Asen’s Fortress is built on a cliff overlooking the Asenitsa River in Bulgaria’s Rhodope Mountains, and is impregnable on three sides. It isn’t surprising therefore that there has been a fortification here since the time of the Thracians, who fortified it in the 5th century BC. The fortress was rebuilt during the time of the Roman Emperor Justinian as one of a series of fortresses erected to defend the Empire against invasions by Slavic tribes.
The fortress has since seen three periods of substantial construction, during the 9th, 11th, and 13th centuries. The third of these periods was under Tsar Asen II, who in 1231 undertook the largest expansion and rebuilding of the fortress; hence its present-day name.
Views from the path to the fortress
The fortress tower (all that remains of the main fortress) is at the highest point and below it the Church of the Holy Mother of God. I would describe as a chapel rather than a church, it is so small.
When I visited with my Virtual Tourist friends it was raining, and the white marble path leading to the church was slippery in places. I was glad when it changed to concrete steps and then to a flatter track. It wasn’t far to walk; once we arrived our guide told us about the typical Byzantine style in which the church is built, with a crypt on the ground floor and main church above.
It is constructed from brick and stone, in decorative layers. What appear to be bricked-up windows (reminiscent, to me at least, of those often see in England because of earlier window tax laws) are in fact deliberate ‘blind arches’; this is another design element very typical of medieval Bulgarian architecture.
This was one of the first churches in the country to have an attached bell tower; that way it could be used for defence and as a place of refuge if the fortress came under attack. The tower is considered to be the earliest preserved example of its kind in the Balkans.
The church was spared destruction in the early 15th century when a feud between two brothers, Syuleiman and Musa Kesedzhi (who were battling to succeed their father Sultan Bayazid), led to the rest of the fortress being razed to the ground. The reason for its being spared is unknown; but it allowed local Christians to carry on using the church for prayer. As a result the church is still largely intact, albeit restored (in 1936, after an earthquake, and again in 1991).

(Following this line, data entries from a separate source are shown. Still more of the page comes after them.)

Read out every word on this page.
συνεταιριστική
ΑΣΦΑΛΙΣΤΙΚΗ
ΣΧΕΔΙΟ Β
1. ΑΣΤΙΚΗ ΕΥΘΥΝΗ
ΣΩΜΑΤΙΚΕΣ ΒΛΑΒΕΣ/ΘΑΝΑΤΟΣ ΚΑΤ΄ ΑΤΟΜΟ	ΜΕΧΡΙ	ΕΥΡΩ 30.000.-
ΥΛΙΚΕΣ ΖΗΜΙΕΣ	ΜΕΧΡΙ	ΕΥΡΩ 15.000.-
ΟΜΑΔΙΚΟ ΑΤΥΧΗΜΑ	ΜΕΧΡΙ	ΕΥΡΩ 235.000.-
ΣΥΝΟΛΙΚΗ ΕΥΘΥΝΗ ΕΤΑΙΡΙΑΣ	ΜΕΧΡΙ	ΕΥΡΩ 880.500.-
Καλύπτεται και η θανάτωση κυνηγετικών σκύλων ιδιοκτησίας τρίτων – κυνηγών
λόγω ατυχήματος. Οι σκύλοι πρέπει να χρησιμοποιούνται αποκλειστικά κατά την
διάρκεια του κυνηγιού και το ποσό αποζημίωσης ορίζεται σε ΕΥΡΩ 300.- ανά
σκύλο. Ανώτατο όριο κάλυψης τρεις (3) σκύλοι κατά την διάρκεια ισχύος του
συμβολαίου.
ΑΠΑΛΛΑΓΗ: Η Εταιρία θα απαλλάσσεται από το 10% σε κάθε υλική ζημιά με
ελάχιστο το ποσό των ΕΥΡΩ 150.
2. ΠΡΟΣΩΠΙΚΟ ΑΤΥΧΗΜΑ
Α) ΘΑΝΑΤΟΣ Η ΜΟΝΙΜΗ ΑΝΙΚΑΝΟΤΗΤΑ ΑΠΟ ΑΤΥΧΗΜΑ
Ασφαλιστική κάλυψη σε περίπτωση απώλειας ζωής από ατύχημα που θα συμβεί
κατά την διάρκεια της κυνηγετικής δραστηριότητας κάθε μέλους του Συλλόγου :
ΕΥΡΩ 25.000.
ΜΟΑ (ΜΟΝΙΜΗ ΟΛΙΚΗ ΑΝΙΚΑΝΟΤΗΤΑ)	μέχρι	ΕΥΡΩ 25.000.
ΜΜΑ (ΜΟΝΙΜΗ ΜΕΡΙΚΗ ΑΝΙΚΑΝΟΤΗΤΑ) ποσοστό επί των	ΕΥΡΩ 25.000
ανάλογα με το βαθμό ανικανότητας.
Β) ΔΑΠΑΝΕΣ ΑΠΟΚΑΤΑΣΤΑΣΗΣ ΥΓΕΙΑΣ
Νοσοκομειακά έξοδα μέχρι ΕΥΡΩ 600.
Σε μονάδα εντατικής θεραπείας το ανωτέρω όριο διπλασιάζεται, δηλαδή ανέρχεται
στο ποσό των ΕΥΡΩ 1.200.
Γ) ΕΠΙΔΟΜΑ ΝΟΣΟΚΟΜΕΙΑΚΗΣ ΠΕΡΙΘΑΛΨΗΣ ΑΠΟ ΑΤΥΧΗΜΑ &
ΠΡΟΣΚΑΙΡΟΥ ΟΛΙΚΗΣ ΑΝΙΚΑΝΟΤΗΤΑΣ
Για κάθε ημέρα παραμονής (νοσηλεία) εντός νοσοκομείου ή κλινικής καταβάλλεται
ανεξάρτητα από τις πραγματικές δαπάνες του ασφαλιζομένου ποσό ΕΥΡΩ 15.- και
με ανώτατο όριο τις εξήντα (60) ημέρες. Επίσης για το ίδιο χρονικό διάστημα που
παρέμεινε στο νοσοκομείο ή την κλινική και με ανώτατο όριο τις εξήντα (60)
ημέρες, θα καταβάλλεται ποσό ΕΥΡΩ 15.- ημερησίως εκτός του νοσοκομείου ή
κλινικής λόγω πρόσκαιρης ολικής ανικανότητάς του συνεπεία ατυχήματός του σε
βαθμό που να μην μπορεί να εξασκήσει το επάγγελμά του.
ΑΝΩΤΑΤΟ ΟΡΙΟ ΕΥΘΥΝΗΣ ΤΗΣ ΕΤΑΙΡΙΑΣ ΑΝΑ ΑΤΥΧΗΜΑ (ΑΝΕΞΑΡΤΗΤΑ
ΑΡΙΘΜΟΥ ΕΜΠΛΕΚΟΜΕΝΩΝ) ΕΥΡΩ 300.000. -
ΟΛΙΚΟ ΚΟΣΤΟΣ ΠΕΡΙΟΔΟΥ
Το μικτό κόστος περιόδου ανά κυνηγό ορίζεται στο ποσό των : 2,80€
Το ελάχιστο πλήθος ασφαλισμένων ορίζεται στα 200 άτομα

We started our visit in the crypt, which was possibly originally intended as an ossuary although never used as such. I found it very atmospheric if plain. You are in no doubt here that you are in a fortress church – look at the width of the walls.
The upper church
The walls of the upper church, on the contrary, are covered with the faded remains of 14th century Byzantine frescoes. Our guide pointed out some of the most interesting, including the Assumption of Mary above the entrance door. He told us this image is commonly painted on the west wall of Bulgarian Orthodox churches and showed us a painting of how it would once have looked. A pagan is kneeling at Mary’s bedside trying to drag her down to Hell, his hands chopped off at the wrist by an angel to prevent him succeeding.
Other paintings are of saints including John the Baptist; the apostles Peter and Paul; Constantine and Helena; and of Bible scenes including the Baptism of Christ, and His trial by Pilate. I tried my best to get photos although it was very dark inside.
Leaving the chapel, a number of those in our group climbed further, to the fortress tower itself. From there you can get great views of the mountains and of Plovdiv, as well as looking down on this church. My friend Kirsty kindly let me have a couple of her photos to share.
I stayed below, wary of more slippery steps (accident-prone as I am!) I enjoyed chatting with friends while soaking up the views which were beautiful despite the drizzle.
This little church is still in use today. What an amazing setting this must be in which to come and worship.